= Lino Briguglio =

Maltese professor and politician

Lino Pascal Briguglio (born 27 January 1944 in Santa Venera) is a Maltese professor and politician. He is internationally known for his studies on islands and small states.

== Biography ==

=== Education ===
The son of Anthony Briguglio and Carmen née Pace, Lino Briguglio studied at St Aloysius' College and obtained a teacher’s certificate at St Michael's College of Education.

He earned a diploma in social studies at Plater College, Oxford in 1968-1970 and obtained several degrees at the University of Malta (Bachelor of Arts in 1972 and Master of Arts in 1977 in economics; diploma in theology, 1977) and a Ph.D. in economics at the University of Exeter in 1982.

=== Political career ===

A member of the Malta Labour Party's national executive committee in the mid-1970s, among other things Briguglio called on Labour members and supporters to "emancipate themselves from antiquated views which relegated women to mere appendages."

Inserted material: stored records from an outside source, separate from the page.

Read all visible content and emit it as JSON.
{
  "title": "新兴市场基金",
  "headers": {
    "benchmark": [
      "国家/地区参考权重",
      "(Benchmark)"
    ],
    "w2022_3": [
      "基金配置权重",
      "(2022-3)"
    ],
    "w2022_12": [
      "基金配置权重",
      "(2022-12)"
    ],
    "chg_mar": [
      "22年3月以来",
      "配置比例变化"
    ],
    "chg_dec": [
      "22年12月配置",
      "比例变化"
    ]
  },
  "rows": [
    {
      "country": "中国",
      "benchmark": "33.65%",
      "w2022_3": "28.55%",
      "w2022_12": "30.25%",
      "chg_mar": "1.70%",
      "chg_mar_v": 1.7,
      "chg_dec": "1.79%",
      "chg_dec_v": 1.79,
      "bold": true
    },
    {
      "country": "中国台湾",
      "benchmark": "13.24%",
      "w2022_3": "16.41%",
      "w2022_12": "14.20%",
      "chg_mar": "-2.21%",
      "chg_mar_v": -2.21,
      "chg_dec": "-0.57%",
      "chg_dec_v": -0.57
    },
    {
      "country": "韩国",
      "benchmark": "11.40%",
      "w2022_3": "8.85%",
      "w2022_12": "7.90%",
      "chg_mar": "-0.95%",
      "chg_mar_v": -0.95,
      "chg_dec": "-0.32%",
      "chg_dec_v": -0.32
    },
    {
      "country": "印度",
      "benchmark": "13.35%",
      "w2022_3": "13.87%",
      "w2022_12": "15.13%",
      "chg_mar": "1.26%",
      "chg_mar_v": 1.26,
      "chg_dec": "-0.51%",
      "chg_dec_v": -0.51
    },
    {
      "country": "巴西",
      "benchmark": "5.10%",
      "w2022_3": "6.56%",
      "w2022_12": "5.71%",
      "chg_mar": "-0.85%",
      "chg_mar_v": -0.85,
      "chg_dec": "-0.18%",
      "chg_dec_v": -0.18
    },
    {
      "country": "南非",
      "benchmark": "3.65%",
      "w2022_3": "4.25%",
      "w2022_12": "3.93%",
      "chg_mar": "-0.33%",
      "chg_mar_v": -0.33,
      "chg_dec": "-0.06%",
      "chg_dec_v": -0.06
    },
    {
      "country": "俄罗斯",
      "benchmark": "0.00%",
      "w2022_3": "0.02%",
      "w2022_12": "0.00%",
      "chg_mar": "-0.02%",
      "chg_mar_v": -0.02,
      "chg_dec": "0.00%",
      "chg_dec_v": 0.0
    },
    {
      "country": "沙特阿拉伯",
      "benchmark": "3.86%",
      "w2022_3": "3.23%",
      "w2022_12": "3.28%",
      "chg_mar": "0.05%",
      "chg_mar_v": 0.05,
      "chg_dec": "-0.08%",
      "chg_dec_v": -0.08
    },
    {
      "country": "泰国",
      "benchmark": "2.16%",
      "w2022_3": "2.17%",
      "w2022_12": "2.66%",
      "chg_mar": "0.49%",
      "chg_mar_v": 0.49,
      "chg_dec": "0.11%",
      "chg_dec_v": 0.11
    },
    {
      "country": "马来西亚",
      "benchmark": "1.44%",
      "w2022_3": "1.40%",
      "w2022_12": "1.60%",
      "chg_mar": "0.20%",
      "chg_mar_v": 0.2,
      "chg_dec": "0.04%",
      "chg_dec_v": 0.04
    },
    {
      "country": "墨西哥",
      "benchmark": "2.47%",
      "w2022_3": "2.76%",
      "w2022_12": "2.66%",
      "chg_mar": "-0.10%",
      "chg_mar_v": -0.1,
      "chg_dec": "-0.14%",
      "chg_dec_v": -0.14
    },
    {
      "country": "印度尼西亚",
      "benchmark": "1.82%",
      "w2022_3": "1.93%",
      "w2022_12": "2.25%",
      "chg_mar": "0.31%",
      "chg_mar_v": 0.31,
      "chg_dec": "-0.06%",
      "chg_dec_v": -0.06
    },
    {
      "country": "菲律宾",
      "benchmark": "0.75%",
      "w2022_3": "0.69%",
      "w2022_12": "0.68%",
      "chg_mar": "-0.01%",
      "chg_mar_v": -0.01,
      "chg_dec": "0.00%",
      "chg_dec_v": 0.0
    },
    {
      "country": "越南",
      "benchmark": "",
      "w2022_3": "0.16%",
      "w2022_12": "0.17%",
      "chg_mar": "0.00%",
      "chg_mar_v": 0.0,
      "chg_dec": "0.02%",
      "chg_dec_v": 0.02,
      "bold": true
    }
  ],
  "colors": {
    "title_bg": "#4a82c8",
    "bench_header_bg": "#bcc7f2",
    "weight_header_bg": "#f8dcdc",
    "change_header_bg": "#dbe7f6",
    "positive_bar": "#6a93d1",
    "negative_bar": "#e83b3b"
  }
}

Briguglio was expelled from the executive committee in 1977 after he spoke out against political violence and in dissent with Mintoff's policy to merge the Labour Party with Malta's General Workers Union and to put the University of Malta under political control.

While appreciating Mintoff's social reforms, including the separation of Church and State, Briguglio considered his economic policies to be based on obsolete yet widespread assumptions that government would decide better than the private sector.
Briguglio later wrote a book (L-Elementi Kriminali w Vjolenti Fi Hdan il-Partit Laburista, 1986) about how the violent and criminal elements in the Labour Party were not being controlled by Mintoff, and stated that the merger of the party and the union was key to control industrial conflict given Mintoff's wage suppression policy.

Briguglio later co-founded and was first general secretary of the Maltese Democratic Party (PDM), with which he contested the 1987 elections, obtaining a total of 380 votes and zero seats. He left politics since.

Briguglio was a core member of the Malta EU Steering and Action Committee during Malta's negotiations for EU membership.

=== Academic career ===

Briguglio started working as a primary school teacher in 1961.

Briguglio has been a lecturer in economics, starting in 1972 at the Malta College of Arts, Science and Technology (MCAST) and at the University of Malta since 1976.

He directs the Islands and Small States Institute of the University of Malta.

Formerly he was director of the University Gozo Campus and for a time also chaired the Board of Trustees of the Small States Network for Economic Development, which was funded by the World Bank.

He was Head of the Economics Department and of the Banking and Finance Department at the University of Malta, as well at CEO of the Foundation for International Studies, located in Valletta, Malta.

In 1992 Briguglio developed a vulnerability index (EVI) to describe the economic vulnerability of Small Island Developing States.

He has also written papers on economic resilience, one of which was published in Oxford Development Studies (Sept 2009). He has also edited a series of four books on Vulnerability, Resilience and Competitiveness of Small States, published by the University of Malta in collaboration with the Commonwealth Secretariat, and two books on small states published by Routledge.

=== Consultancies ===

Briguglio was a lead author for the Third, Fourth and Fifth Assessments Reports of the Intergovernmental Panel on Climate Change (IPCC), contributing mainly to the chapters on small islands’ vulnerability and adaptation to climate change. The work of the IPCC, including the contributions of many scientists, was recognised by the joint award of the 2007 Nobel Peace Prize.
At a symposium in early 2010 at the University of Malta, Briguglio said that disbelief in climate change is "ideological, difficult to change and often rooted in rightwing sources".

Briguglio has acted as consultant to several international organisations including the UNDESA, UNEP, United Nations Development Program, the United Nations Conference on Trade and Development (UNCTAD), World Bank, the Commonwealth Secretariat, SOPAC and CARICOM on matters related to the economies of small states. He has represented the Maltese government in many international conferences dealing with islands’ and small states’ affairs. He is a member of the Malta Competition and Consumer Affairs Appeals Tribunal.

In 2022, Briguglio was appointed by the President of the UN General Assembly to join a 12-member high-level panel of experts on the development of a multidimensional vulnerability index for small island developing states.

=== Personal life ===

Lino Briguglio married Marie née Lucia in 1969; they have two children, Michael Briguglio and Marie Briguglio, both lecturers at the University of Malta. His son-in-law Stefano Moncada succeeded him as Director of the University of Malta's Islands and Small States Institute in 2020.